Tante Eleanor était juste une critique sévère. Rien de plus. Elle chipotait sur chaque petite chose qu'Adeline faisait. Il en allait de même pour tout le monde.
Adeline aimerait croire que c'était par amour. Les gens qui se soucient les uns des autres doivent montrer leur préoccupation d'une manière ou d'une autre. L'intention de Tante Eleanor était bonne, mais ses actions ne l'étaient pas.

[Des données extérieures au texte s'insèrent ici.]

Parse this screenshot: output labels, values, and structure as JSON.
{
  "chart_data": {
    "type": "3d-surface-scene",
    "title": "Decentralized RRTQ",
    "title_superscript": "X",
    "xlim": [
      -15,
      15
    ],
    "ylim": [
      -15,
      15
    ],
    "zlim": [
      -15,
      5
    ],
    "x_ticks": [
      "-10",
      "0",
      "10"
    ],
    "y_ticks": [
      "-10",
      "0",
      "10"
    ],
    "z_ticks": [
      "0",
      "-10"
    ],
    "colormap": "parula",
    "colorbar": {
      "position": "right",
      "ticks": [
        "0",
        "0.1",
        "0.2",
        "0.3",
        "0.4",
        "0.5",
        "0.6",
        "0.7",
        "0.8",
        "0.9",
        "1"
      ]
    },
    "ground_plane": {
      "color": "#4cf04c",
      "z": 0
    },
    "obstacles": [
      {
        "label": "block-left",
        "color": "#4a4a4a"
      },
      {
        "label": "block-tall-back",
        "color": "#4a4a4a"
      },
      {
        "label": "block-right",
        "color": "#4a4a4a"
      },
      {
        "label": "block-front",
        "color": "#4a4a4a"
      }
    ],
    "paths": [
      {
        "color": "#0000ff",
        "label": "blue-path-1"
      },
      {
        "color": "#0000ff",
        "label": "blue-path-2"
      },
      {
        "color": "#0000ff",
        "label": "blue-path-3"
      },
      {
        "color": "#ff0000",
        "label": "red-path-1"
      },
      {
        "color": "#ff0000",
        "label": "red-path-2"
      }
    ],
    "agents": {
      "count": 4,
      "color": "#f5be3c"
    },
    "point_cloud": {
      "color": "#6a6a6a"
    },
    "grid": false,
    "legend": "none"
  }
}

« J'aimerais pouvoir lire dans les pensées, Adeline, » articula-t-il patiemment, comme s'il expliquait un sujet simple à un petit enfant. « Mais je ne suis pas un vermine— »
« Vampire, » elle corrigea. « Ne les insulte pas... »
Asher réprima un ricanement. Ils étaient des monstres. Des démons, même. Pourquoi était-elle si gentille envers la race qui contrôlait les humains ? Ne se rendait-elle pas compte des circonstances dans lesquelles elle se trouvait ?
« Vermines, Vampires, c'est la même chose, » déclara-t-il. « Le point est que je ne peux pas lire dans les pensées de Madame Éléonore. Je ne peux que supposer. Tu devras lui demander toi-même. »
Adeline fronça les sourcils. « Les Vampires ne lisent pas dans les pensées pourtant. Ils ne font ça que dans les romans de fiction. »
« Tu sais ce que je voulais dire, » marmonna Asher. « Si tu veux savoir, tu devras demander à Madame Éléonore. »
C'était le problème. Adeline ne pouvait pas demander à Tante Eleanor. La femme plus âgée ne ferait que radoter sur la recherche d'un prétendant. C'était une leçon après l'autre. Si ce n'est pas à propos de la nourriture consommée, c'était à propos de la posture d'Adeline. Ceci et cela. C'était accablant parfois et cela lui faisait mal énormément.
Aux yeux de Tante Eleanor, tout ce qu'Adeline faisait était incorrect.
Adeline avait la peau dure, mais elle s'amincissait à rien quand des insultes étaient lancées par des proches. Elle se souciait de leur opinion. Au final, elle était toujours affectée par leurs commentaires.
« Laisse tomber alors, » répondit Adeline.
Elle préférerait abandonner le sujet plutôt que d'approcher Tante Eleanor. De plus, son estomac gargouillait et Adeline devenait de plus en plus grognon. Elle avait faim, mais ne pouvait pas manger.
Adeline passa à côté de lui sans un mot et se dirigea droit vers sa chambre. Elle était en colère qu'il la traite comme une petite enfant.
'Il connaît la réponse,' elle pensa. 'J'en suis certaine. Pourquoi d'autre essaierait-il de changer de sujet ce soir ?' elle se demanda.
C'était étrange.
Et jamais dans ses rêves les plus fous Adeline ne s'attendait à la vérité.